One thing that may increase the risk of being afflicted with this condition is when a person sustains an injury that requires the arm to be still or immobile for a long period of time. This is most common with breaks or dislocations that require immobility of the shoulder. The most common treatment for adhesive capsulitis is generally through the use of injections of corticosteroids into the joint of the shoulder. Surgical intervention may also be used however this is generally a last resort and only used in extreme cases.
There are three specific stages associated with frozen shoulder and each stage continues for several months before advancing to the next. These three stages consist of the painful stage, the frozen stage and the thawing stage.

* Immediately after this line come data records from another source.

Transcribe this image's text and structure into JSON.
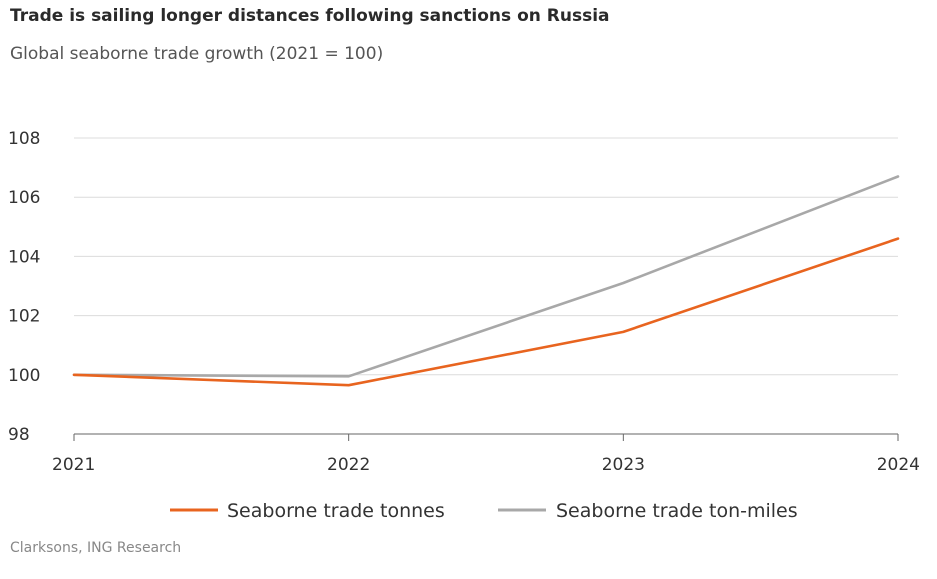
{
  "chart_data": {
    "type": "line",
    "title": "Trade is sailing longer distances following sanctions on Russia",
    "subtitle": "Global seaborne trade growth (2021 = 100)",
    "x": [
      "2021",
      "2022",
      "2023",
      "2024"
    ],
    "series": [
      {
        "name": "Seaborne trade tonnes",
        "values": [
          100,
          99.65,
          101.45,
          104.6
        ],
        "color": "#e8641f"
      },
      {
        "name": "Seaborne trade ton-miles",
        "values": [
          100,
          99.95,
          103.1,
          106.7
        ],
        "color": "#a8a8a8"
      }
    ],
    "y_ticks": [
      "108",
      "106",
      "104",
      "102",
      "100",
      "98"
    ],
    "ylim": [
      98,
      108
    ],
    "grid": true,
    "legend_position": "bottom",
    "source": "Clarksons, ING Research"
  }
}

During this stage of adhesive capsulitis a person generally feels pain when any attempt is made to move the shoulder. This is when the range of motion first shows signs of becoming limited and the range of motion that is present causes various degrees of pain.

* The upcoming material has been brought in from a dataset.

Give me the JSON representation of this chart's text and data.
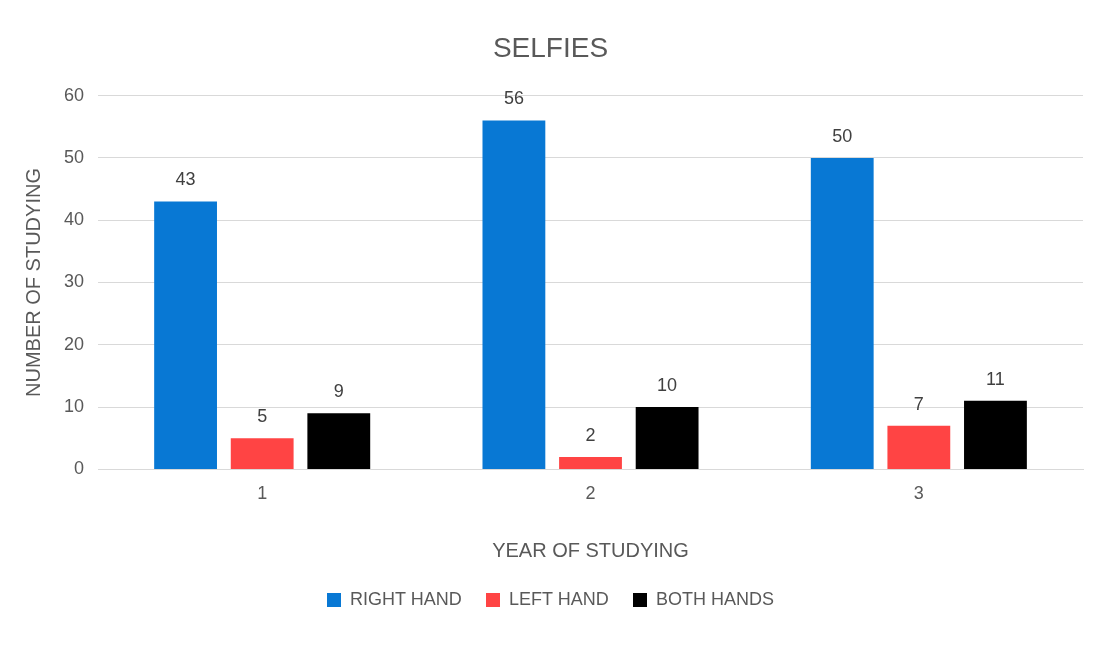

When the frozen stage is reached the pain may decrease or diminish somewhat however the range of motion becomes even more limited making movement very difficult if not impossible.
When this stage begins it indicates that the shoulder is beginning to loosen up or thaw. This means that the pain previously felt has significantly decreased. This also means that the joints of the shoulder are beginning to loosen up and become unfrozen allowing the shoulder to begin to move freely once again.

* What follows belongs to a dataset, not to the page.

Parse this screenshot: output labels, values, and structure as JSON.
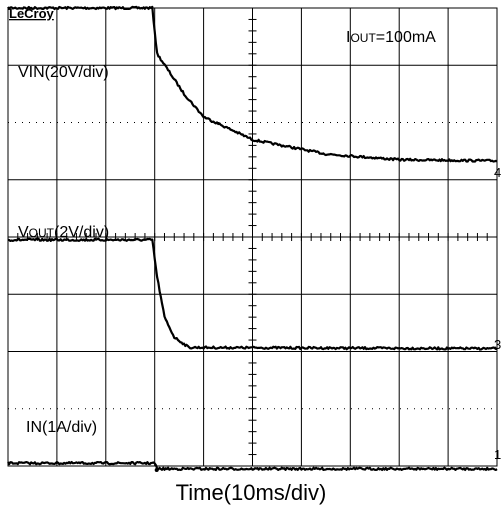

It is not uncommon for the pain that accompanies frozen shoulder to be increased at night. This of course may present some problems sleeping for many individuals. There are various stretching exercises that may be done to help alleviate pain and increase the range of motion thus making sleep easier.
The joints of a shoulder are made up of bones, tendons and ligaments. These are surrounded by a capsule of tissue. When adhesive capsulitis develops this capsule becomes thick thus tightening around the joint. This leads to the freezing or loss of motion of the joint.
Although it is unclear exactly what causes some people to develop adhesive capsulitis while others do not there are several treatment options that may be used over the course of this condition. The first treatment that is generally used is various stretching exercise to preserve as much movement of the joint as possible. In some cases this is sufficient treatment however there are times when this is combined with other treatments as well. This is often determined by the severity of the condition as well as the specific person in question.